Getting up close to the excavation site is like walking through a tunnel back in time. All of the remains found here help us build an idea of how and why we turned into what we are today. The experience was a real eye-opener for Charo Alonso, a Repsol employee and shareholder, who has taken part in visits like this from the other side of the scaffolding on more than one occasion: “I just loved the visit and seeing the precision of the excavation work, which focuses on every last detail.” The speed of the excavation was the most impressive aspect for her, advancing centimeter by centimeter to avoid damaging the remains, and she praised those who work in the area for their dedication and effort.
Laborious but rewarding work. Furthermore, 2017 has been a year of celebration for the excavation site following the discovery of Neanderthal remains — the only European species of which the archaeologists had found no trace in the more than 40 years they have been working at Atapuerca. “This closes the cycle of human evolution in Europe,” stated David Canales, who is certified in Experimental Archeology by Fundación Atapuerca and who welcomes visitors and leads the guided tours.
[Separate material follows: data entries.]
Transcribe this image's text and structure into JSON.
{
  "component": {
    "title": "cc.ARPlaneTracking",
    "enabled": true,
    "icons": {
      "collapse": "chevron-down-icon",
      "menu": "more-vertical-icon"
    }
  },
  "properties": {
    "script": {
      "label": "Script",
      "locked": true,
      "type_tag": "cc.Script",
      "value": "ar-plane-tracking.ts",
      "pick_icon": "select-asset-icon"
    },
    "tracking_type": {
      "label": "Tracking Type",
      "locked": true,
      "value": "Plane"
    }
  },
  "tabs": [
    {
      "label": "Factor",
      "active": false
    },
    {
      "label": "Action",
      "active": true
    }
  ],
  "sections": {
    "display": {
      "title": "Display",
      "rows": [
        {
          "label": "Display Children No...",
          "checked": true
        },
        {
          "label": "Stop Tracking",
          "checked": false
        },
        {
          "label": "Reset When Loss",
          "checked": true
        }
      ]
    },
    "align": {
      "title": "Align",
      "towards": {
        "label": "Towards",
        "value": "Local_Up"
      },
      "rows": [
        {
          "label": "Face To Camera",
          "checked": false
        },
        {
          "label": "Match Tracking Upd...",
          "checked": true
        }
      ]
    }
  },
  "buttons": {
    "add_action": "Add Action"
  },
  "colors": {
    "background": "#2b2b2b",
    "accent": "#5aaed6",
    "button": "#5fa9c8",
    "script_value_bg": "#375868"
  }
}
During his explanations, he makes it clear that these excavations are some of the most interesting in the world, where “we have discovered remains that cannot be found anywhere else on Earth. This site is one-of-a-kind.”
At Atapuerca, we have discovered archeological remains that cannot be found anywhere else in the world”, David Canales
Atapuerca is also a place to reflect. “It helps us to see the point when we went from being animals to human beings, the most important milestone in the history of the universe when we stopped being just organic matter and became conscious organic matter,” David tells us, excitedly. An affirmation that brings to mind Darwin’s mythical work, On the Origin of Species: “from so simple a beginning endless forms most beautiful and most wonderful have been, and are being, evolved.”
For many of the visitors, this was the first time they had taken part in a Shareholder Community activity. Alberto Sánchez and Elena de Miguel commented that they “didn’t know much at all about Atapuerca” and that they “have really enjoyed learning about it. The Cave of Altamira deserves to have people talk more about it, and more publicity and importance should be given to these excavations.” Rafael García and Josefina Rodríguez were also very happy with the visit and added that this type of activity “is an opportunity for us to get together with people who work directly with the company, as we do not and have a different connection with it.”
We didn’t know much at all about Atapuerca and we have really enjoyed learning about it. More publicity and importance should be given to these digs”, Alberto Sánchez
Cristina Galdón Cuesta from the Investor and Shareholder Relations Area also took part in the visit, and said that one of the aims of these cultural activities, which the Repsol en Acción Community has been organizing since 2012, is to bring shareholders together through events that “bring the company closer to members of the community, keep them informed, and increase in-person contact.”
David Canales is convinced: “Thanks to Fundación Atapuerca and the companies and foundations that support culture, research, and, in particular, this project, we can fund these excavations and studies. Without their help, these archaeological excavations would not exist and Spain would not be considered one of the most important countries for paleontological study.”